今、人材開発者の悩みのタネの一つは「社内の不良債権と化しつつある中高年対策」だ。つまり、「多異変な時代」の今、必要とされる知識、スキル、仕事のやり方を学んでこなかった中高年の再教育をどうするか、という問題だ。敢えて言うと、年齢は、40代半ばから50代前半、性別は男性。バブル期を含む高度成長期の最後の時期を経験した世代だ。彼らは先輩の団塊の世代とは違って、あと10年、15年は会社で働かなければならないのだ。団塊の世代は、21世紀ビジネススキルを身に付けなくとも、自分達の退職金はなんとか維持しながら現役を去っていける「逃げ切り世代」だ。ところが、今の中高年社員は逃げきれないのだ。

右肩上がりの成長期であれば、中高年社員は新たに学ばなくても、それまでに構築した社内ネットワークと長年の職務経験で、「巡航速度」で仕事をやっていればなんら支障は起きなかった。ところが、右肩上がりから右肩不透明な時代の中、多様性の高い環境の中で、知的付加価値を出さなければならない状況ではそうはいかない。自分が学んだ専門知識の壁を乗り越えて、技術革新や発見に目をむけながら、新興国も含む全球化のうねりの中で新たなパートナーとの共同作業を進めなければならない。そのためには、常にオープンマインドで、新たなものを学ぶ力が必須なのだ。ピラミッド組織の中であったら中間管理職は調整と報・連・相を繰り返していればよかったが、フラットな組織ではお互いのコミュニケーションの質が問われてくる。ロジカルスピーキングもダイアローグも必要だ。まさに、アルビン・トフラーが予見したように、今や我々は絶えず学習し続けなければならない。「多異変な時代」は工業化社会から知識社会、学習社会への移行期でもある。

ところが、「学びながら成長していく中高年」よりも「学べない中高年」があまりにも多い。「ロジカルに話せない。人の話を聞けない。上司から指示は部下へ丸投げ、あるいは思いつきで行動するためその火消しに奔走する若手社員。なまじ中途半端な経験があるため、自分のやり方に固執し、変革を受け入れない・・・」こんな話が後をたたない。

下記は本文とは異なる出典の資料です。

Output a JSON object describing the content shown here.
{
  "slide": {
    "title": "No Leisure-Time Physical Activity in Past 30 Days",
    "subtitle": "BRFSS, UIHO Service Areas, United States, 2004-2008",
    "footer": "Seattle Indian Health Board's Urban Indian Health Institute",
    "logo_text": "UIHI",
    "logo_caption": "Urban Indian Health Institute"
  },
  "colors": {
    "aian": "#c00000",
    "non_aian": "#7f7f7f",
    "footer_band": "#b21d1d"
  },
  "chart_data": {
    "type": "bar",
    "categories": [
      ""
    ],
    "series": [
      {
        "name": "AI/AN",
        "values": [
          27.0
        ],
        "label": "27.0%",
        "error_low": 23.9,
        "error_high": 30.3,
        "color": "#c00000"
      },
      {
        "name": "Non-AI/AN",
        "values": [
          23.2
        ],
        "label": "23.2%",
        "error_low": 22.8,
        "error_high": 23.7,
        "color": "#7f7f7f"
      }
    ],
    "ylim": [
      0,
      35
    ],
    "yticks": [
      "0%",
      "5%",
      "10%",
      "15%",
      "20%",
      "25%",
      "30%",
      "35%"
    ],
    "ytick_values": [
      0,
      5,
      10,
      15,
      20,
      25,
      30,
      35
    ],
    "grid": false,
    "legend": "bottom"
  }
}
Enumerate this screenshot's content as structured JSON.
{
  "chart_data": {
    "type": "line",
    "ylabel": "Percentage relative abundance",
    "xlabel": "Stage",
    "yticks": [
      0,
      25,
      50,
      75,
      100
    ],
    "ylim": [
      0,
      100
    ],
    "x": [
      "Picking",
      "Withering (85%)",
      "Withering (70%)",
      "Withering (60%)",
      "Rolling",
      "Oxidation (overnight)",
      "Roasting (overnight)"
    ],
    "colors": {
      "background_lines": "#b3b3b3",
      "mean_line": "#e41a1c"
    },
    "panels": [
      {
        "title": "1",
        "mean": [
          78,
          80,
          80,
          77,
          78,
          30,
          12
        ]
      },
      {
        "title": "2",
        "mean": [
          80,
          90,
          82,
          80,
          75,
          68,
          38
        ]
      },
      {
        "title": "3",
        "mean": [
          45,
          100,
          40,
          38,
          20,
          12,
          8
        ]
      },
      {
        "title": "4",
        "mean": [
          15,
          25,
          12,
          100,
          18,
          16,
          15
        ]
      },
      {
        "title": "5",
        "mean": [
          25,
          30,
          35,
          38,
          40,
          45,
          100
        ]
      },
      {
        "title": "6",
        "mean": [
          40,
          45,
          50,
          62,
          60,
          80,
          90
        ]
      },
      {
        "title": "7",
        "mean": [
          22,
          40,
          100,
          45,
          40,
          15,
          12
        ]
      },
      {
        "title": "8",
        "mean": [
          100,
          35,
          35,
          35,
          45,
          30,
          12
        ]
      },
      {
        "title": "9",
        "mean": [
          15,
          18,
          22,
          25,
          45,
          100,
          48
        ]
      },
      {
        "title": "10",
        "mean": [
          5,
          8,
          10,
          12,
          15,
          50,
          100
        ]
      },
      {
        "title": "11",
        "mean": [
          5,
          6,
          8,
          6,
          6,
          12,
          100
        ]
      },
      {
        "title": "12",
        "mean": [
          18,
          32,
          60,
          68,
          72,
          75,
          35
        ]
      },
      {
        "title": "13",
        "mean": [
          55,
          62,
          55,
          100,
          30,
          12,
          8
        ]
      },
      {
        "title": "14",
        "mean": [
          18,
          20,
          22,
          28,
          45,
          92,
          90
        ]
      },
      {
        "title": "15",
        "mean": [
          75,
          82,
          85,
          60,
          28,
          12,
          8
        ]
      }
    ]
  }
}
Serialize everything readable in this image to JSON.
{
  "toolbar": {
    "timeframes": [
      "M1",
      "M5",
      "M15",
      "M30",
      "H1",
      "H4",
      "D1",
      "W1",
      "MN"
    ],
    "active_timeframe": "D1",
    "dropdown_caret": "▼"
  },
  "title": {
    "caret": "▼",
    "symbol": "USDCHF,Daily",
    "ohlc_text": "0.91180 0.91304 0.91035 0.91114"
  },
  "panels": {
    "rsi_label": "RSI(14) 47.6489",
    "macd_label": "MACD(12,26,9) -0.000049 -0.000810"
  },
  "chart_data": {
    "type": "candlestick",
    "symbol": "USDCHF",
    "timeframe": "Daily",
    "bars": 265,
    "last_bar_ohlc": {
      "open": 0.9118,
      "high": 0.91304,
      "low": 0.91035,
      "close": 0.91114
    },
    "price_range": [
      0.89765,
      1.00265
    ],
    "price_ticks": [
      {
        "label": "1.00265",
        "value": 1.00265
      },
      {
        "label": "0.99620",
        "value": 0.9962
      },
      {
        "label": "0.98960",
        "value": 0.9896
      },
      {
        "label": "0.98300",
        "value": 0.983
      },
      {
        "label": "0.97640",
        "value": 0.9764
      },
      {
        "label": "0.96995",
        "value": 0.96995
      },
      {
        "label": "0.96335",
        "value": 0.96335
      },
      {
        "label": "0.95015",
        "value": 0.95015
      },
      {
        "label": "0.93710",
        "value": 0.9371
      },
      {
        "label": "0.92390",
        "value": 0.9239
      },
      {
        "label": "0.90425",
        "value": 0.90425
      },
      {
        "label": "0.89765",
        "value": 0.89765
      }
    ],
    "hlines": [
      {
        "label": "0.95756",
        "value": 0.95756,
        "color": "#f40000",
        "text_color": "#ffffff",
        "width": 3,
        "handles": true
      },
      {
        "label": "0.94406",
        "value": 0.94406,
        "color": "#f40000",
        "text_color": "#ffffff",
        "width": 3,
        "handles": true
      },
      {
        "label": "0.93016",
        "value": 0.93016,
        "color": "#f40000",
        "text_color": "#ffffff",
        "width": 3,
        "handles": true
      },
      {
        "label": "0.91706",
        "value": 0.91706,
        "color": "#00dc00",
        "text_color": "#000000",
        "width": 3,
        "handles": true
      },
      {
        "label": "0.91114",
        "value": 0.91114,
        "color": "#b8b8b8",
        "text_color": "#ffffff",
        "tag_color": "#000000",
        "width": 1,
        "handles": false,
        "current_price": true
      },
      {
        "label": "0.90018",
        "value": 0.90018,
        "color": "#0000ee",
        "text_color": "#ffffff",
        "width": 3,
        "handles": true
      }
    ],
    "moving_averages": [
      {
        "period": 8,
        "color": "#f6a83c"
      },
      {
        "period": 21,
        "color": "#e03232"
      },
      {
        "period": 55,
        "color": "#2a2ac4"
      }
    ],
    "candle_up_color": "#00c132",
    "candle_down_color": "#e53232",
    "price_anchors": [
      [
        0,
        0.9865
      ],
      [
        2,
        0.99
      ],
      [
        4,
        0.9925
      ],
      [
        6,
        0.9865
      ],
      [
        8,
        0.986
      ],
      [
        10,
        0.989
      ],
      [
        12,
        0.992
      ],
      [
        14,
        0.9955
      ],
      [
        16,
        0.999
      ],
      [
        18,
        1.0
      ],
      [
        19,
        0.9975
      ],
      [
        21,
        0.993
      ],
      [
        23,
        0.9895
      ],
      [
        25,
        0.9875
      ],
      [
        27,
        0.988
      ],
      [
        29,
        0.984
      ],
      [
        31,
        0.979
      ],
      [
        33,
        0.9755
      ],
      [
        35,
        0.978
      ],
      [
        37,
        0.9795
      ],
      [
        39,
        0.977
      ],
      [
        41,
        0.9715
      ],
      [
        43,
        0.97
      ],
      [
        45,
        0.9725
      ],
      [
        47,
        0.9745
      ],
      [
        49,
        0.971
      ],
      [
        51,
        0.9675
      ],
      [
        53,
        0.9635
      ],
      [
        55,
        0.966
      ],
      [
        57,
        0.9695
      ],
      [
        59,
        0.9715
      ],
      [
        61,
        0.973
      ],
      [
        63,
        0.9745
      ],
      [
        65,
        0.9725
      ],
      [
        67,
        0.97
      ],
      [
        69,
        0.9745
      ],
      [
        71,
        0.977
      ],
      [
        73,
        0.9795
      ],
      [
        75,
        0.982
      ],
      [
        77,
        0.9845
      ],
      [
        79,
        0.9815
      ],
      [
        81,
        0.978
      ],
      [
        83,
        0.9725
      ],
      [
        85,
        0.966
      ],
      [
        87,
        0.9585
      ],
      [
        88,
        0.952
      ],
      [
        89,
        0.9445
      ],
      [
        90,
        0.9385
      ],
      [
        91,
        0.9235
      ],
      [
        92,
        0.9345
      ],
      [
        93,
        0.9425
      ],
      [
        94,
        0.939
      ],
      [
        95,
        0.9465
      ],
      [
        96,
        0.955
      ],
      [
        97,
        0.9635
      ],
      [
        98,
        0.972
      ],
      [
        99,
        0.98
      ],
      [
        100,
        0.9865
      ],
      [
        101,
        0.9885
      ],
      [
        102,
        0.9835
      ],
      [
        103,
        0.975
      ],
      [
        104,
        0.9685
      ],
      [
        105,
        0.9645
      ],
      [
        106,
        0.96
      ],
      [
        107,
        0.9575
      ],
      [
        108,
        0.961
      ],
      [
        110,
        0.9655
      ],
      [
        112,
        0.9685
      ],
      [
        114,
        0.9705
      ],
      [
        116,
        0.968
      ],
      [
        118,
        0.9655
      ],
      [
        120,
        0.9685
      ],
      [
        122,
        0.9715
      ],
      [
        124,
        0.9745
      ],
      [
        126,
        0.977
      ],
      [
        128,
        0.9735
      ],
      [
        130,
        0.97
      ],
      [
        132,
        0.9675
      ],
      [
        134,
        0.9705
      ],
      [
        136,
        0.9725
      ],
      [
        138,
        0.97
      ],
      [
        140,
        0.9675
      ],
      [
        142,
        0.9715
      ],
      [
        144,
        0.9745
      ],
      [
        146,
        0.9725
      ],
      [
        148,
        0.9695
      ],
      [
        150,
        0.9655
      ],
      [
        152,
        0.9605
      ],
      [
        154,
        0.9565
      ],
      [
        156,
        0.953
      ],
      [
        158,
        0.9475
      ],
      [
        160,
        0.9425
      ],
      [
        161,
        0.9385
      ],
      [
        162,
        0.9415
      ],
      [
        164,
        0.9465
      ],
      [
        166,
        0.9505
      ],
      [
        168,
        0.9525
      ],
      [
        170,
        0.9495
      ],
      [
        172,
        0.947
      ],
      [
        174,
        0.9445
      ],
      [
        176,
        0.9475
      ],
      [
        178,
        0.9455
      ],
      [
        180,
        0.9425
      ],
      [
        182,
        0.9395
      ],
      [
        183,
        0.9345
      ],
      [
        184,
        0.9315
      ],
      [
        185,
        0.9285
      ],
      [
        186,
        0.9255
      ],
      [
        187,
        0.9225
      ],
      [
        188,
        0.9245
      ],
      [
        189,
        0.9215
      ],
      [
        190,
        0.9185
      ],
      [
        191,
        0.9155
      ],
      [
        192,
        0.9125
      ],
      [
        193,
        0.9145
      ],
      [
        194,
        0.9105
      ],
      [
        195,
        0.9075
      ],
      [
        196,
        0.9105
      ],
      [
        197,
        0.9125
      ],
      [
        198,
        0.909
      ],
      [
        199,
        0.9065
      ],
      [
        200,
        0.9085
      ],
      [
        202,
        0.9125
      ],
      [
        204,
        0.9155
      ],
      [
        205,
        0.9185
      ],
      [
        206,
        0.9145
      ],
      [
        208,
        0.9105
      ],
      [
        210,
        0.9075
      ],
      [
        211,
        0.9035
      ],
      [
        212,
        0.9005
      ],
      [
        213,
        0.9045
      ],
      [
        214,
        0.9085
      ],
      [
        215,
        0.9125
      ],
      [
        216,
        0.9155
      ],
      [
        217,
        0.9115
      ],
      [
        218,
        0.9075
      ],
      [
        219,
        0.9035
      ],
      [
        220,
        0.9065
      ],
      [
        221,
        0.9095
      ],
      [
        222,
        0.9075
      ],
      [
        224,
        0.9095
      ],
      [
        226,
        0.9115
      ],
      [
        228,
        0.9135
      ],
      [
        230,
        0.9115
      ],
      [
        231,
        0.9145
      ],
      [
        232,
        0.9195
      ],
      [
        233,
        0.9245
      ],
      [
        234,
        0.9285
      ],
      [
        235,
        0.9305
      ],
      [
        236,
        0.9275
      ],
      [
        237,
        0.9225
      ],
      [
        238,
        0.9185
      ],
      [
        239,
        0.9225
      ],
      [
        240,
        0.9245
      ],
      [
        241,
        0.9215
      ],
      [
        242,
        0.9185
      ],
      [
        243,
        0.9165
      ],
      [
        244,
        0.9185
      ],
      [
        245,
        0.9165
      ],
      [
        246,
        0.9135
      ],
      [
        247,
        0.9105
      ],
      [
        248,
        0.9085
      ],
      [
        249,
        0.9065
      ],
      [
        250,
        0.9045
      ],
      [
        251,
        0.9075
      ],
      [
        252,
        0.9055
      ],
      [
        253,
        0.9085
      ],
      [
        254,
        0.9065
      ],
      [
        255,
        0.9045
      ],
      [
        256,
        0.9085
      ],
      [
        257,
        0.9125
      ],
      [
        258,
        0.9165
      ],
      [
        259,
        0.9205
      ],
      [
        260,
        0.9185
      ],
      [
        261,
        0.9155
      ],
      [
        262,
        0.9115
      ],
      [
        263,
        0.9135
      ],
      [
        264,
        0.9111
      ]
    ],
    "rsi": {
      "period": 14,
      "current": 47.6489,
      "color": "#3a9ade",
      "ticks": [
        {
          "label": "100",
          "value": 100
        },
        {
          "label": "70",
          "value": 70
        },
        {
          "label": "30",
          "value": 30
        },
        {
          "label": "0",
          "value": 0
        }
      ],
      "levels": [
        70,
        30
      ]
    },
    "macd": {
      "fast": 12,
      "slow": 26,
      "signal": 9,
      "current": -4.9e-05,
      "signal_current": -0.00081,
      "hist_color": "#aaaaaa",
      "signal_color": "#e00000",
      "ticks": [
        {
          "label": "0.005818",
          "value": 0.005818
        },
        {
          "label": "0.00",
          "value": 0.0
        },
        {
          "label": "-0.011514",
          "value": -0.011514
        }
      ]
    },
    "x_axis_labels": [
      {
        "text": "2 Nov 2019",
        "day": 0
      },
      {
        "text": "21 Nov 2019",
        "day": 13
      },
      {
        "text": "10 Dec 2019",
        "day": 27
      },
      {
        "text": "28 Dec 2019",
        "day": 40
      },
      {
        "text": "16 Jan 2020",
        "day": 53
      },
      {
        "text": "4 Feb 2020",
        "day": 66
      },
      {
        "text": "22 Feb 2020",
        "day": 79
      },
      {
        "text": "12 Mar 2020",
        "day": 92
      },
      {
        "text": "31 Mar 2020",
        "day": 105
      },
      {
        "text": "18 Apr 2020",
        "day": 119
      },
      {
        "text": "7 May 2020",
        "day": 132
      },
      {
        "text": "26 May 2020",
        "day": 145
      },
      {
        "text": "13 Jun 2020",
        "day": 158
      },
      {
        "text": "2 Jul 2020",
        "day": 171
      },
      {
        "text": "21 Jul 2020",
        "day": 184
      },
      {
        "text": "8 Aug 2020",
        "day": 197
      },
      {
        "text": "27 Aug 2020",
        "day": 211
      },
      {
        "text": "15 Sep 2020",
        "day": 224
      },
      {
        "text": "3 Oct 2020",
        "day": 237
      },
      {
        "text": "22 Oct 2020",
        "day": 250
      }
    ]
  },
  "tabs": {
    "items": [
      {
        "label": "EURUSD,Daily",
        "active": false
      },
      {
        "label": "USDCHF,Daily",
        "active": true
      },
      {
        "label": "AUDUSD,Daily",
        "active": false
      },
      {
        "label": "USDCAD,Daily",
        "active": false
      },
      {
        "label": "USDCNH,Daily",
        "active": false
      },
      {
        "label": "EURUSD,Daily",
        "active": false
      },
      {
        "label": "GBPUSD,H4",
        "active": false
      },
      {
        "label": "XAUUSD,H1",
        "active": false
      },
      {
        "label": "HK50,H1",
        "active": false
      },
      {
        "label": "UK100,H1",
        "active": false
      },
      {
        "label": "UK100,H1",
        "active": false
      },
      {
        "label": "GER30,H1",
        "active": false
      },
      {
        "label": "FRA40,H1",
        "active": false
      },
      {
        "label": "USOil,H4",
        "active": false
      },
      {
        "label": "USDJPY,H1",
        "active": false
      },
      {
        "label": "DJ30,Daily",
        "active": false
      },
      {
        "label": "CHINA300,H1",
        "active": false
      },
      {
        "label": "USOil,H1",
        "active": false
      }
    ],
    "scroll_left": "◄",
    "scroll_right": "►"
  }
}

では、彼らに対してどうすべきか。まず最初に必要なのは、本メルマガでも再三指摘したように、時代の前提の大転換、つまりパラダイムシフトをしっかり理解してもらうことだ。その理解がしっかりできれば、さびついた感性、知性のアンテナをもう一度高めてもらい、そして自らのスキルアップに励んでもらうことが可能となる。「逃げ切れない」ではなく、「あきらめるにはまだ早い」というマインドシフトしてもらおう。「学ぶ」ことはその気になれば、何歳からでも可能なのだから。